🤖 AI Summary
This work addresses the lack of efficient, low-cost sufficiency assessment mechanisms for large language models (LLMs) during input processing. We propose CLOTHO—the first task-adaptive, pre-generation input sufficiency metric. Unlike prior approaches, CLOTHO requires neither output generation nor human annotations; instead, it models input difficulty via LLM hidden states, clusters unlabeled inputs using a Gaussian Mixture Model (GMM), automatically identifies information-rich samples to construct a reference set, and quantifies failure risk for unseen inputs. It achieves effective modeling with only 5.4% labeled data, and its scores are transferable across models—including proprietary ones. Evaluated on eight tasks and three open-source LLMs, CLOTHO attains a mean ROC-AUC of 0.716. When applied to closed-source models, it increases detected failure cases per 100 inputs from 18.7 to 42.5—substantially outperforming random baselines.
📝 Abstract
Software increasingly relies on the emergent capabilities of Large Language Models (LLMs), from natural language understanding to program analysis and generation. Yet testing them on specific tasks remains difficult and costly: many prompts lack ground truth, forcing reliance on human judgment, while existing uncertainty and adequacy measures typically require full inference.

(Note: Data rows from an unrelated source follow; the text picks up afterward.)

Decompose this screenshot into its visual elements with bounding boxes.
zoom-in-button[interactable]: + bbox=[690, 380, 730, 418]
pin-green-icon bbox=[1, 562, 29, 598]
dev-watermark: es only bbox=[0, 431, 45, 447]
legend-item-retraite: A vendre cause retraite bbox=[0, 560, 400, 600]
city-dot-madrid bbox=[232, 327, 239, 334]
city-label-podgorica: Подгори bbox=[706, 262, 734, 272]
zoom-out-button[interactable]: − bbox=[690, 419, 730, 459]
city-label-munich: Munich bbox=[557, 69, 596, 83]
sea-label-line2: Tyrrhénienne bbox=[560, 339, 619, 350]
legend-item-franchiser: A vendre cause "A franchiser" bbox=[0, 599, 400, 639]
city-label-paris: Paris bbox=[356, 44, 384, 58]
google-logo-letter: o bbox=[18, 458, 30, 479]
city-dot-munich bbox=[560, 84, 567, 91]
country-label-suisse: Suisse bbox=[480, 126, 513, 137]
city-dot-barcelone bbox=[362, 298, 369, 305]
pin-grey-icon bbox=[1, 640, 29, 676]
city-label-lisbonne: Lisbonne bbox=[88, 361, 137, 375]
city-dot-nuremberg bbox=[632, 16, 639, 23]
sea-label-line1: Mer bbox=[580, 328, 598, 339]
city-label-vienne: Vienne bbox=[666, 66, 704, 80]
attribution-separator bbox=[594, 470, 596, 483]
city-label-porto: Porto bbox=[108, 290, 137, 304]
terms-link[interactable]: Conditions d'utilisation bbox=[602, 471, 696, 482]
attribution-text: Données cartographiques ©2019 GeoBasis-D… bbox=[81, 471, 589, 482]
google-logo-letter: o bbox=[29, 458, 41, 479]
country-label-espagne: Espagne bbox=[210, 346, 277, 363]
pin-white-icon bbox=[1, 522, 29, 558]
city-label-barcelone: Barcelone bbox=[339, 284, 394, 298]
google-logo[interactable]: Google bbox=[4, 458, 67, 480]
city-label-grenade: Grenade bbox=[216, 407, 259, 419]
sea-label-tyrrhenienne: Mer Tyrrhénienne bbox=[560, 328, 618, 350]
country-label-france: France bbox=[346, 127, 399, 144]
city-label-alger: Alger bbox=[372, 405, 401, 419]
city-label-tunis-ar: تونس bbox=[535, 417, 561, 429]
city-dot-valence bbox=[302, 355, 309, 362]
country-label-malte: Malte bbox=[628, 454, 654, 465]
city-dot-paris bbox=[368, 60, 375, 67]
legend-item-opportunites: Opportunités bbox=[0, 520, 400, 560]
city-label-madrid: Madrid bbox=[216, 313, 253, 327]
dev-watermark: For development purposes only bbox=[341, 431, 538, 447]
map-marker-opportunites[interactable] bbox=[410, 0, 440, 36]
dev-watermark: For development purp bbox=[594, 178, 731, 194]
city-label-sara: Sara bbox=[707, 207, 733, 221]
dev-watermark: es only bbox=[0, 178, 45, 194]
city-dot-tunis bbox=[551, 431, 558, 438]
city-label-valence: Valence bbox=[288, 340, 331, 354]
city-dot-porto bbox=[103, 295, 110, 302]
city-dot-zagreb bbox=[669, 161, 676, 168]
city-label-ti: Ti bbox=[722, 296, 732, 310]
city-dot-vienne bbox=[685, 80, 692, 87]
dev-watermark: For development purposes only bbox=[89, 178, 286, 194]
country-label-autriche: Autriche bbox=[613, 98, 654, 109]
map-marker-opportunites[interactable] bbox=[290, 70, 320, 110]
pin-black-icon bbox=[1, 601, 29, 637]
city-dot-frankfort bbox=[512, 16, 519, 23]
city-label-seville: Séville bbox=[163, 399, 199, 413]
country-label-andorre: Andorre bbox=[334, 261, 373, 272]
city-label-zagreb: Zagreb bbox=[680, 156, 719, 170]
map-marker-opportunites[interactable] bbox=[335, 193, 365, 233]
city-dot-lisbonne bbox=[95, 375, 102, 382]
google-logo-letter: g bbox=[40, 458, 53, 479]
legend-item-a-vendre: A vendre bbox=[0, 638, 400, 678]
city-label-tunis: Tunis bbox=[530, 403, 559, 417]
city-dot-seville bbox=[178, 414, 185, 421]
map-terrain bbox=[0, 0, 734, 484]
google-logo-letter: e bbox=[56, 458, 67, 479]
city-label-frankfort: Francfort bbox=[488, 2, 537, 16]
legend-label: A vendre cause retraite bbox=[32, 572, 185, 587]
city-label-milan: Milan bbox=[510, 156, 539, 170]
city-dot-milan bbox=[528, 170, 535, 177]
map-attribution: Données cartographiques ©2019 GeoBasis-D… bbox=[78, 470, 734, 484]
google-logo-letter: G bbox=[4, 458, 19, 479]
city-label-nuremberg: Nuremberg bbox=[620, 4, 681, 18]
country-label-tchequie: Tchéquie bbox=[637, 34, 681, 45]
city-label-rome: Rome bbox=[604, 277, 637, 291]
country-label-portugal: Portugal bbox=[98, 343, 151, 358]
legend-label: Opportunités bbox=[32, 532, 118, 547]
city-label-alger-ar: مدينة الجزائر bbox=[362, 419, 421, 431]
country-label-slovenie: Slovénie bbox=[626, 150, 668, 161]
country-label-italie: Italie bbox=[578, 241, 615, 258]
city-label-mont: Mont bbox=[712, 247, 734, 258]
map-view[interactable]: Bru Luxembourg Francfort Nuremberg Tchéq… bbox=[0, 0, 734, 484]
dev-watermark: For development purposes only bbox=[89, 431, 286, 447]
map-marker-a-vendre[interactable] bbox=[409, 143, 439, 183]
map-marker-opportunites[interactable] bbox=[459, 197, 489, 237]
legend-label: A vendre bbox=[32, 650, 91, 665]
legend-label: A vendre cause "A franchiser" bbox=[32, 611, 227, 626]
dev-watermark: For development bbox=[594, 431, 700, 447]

A key challenge is to assess input adequacy in a way that reflects the demands of the task, ideally before even generating any output. We introduce CLOTHO, a task-specific, pre-generation adequacy measure that estimates input difficulty directly from hidden LLM states. Given a large pool of unlabelled inputs for a specific task, CLOTHO uses a Gaussian Mixture Model (GMM) to adaptively sample the most informative cases for human labelling. Based on this reference set the GMM can then rank unseen inputs by their likelihood of failure. In our empirical evaluation across eight benchmark tasks and three open-weight LLMs, CLOTHO can predict failures with a ROC-AUC of 0.716, after labelling reference sets that are on average only 5.4% of inputs. It does so without generating any outputs, thereby reducing costs compared to existing uncertainty measures. Comparison of CLOTHO and post-generation uncertainty measures shows that the two approaches complement each other. Crucially, we show that adequacy scores learnt from open-weight LLMs transfer effectively to proprietary models, extending the applicability of the approach. When prioritising test inputs for proprietary models, CLOTHO increases the average number of failing inputs from 18.7 to 42.5 out of 100, compared to random prioritisation.